Brand differentiation & revenue growth
Very simply, consumer brands that demonstrate a commitment to sustainability outperform those who don’t, per Nielsen. Sustainable brands enjoy more rapid sales growth, and the majority of consumers are willing to pay a premium for sustainable products and solutions, allowing organisations to offset any increased costs of development.
Young millennials and Gen Z are ageing up into considerable buying power. As they do so, they in particular are voting with their cash in favour of brands which make a commitment to protecting the environment and advancing social causes. Organisations which fail to respond to this wave will risk considerable damage to their brand amongst their fastest-growing subset of consumers.
Per Nielsen: “social responsibility is a critical part of proactive reputation management” and “Commitment to social and environmental responsibility is surpassing some of the more traditional influences for many consumers.
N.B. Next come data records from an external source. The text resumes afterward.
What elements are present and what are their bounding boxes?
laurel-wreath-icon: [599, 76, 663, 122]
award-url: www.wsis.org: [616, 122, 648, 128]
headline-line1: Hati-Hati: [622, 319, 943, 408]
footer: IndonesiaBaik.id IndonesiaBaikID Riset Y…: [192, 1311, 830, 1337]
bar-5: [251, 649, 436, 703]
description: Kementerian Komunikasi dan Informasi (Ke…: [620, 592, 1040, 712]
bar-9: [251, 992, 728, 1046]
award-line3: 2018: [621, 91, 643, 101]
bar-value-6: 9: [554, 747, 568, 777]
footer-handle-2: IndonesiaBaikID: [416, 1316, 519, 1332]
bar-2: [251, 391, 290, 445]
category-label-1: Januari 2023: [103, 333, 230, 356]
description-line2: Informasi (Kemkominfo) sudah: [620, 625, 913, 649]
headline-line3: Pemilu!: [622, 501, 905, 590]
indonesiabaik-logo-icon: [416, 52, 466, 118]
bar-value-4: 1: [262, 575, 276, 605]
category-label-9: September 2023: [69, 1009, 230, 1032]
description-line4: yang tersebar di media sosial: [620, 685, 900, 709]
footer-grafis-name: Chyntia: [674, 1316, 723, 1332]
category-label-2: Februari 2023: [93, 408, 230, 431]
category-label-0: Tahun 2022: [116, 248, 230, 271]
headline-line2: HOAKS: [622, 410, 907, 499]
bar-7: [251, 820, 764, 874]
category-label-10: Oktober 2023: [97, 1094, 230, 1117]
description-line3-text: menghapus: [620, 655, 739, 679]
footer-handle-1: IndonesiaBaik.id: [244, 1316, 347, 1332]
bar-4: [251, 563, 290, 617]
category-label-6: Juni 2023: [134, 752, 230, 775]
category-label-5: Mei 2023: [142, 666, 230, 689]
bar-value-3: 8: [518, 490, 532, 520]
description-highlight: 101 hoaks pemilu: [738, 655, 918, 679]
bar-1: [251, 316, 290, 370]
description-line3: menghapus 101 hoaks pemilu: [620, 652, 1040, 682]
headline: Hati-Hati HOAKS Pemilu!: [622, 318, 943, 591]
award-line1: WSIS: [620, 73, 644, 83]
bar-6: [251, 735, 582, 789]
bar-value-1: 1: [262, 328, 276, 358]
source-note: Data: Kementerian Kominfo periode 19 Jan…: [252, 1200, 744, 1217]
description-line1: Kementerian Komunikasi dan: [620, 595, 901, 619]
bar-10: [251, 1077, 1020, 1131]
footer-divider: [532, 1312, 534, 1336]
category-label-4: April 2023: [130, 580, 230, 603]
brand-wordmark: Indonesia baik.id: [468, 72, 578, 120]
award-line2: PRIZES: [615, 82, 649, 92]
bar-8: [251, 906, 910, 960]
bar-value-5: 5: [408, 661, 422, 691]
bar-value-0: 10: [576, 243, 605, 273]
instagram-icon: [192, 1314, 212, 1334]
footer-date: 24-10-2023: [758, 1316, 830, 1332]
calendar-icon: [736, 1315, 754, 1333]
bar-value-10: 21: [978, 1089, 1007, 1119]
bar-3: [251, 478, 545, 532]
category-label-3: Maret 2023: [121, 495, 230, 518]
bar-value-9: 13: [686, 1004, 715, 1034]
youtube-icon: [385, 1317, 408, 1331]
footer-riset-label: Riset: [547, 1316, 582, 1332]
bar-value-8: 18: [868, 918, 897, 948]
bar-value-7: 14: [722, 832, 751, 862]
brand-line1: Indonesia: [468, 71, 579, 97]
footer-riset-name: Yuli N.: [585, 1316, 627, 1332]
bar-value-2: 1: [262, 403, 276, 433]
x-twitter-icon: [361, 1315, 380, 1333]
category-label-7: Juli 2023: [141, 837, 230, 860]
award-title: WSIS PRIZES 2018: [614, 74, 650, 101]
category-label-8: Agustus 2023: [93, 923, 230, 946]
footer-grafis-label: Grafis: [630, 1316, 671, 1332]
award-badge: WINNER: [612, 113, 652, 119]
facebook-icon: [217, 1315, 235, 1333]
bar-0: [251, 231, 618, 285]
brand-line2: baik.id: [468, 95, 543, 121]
Brands that fail to take this into account will likely fall behind.”
Finding time & cost efficiencies
Though increased sustainability is frequently assumed to mean higher costs, McKinsey put forward that ‘ESG can also reduce costs substantially’. Executing effectively on environmental programmes can “help combat rising operating expenses (such as raw-material costs and the true cost of water or carbon), which McKinsey research has found can affect operating profits by as much as 60 percent.
What’s more, Oxford University research shows that in the vast majority of cases, solid ESG practices also boost efficiencies and result in better operational performance. When factoring in the possibility for revenue growth from new markets, new products, and new consumers, combined with new process efficiencies and reducing drains on operating profits, the return on investment of sustainable business practices begins to look much more appealing.
Securing business longevity
The combination of the above five key benefits adds up to one thing: increased competitiveness. The lifespan of an S&P 500 company is dwindling fast as enterprise organisations attempt to meet increased challenges posed by new business models, rampant technological development, changing consumer demand, and increased pressure around ESG issues. The climate crisis in particular is not going away. Securing new customers, revenue growth, cost reductions, and investor satisfaction – whilst pre-empting risks to the business posed by new regulation – will support those large businesses in outperforming their peers.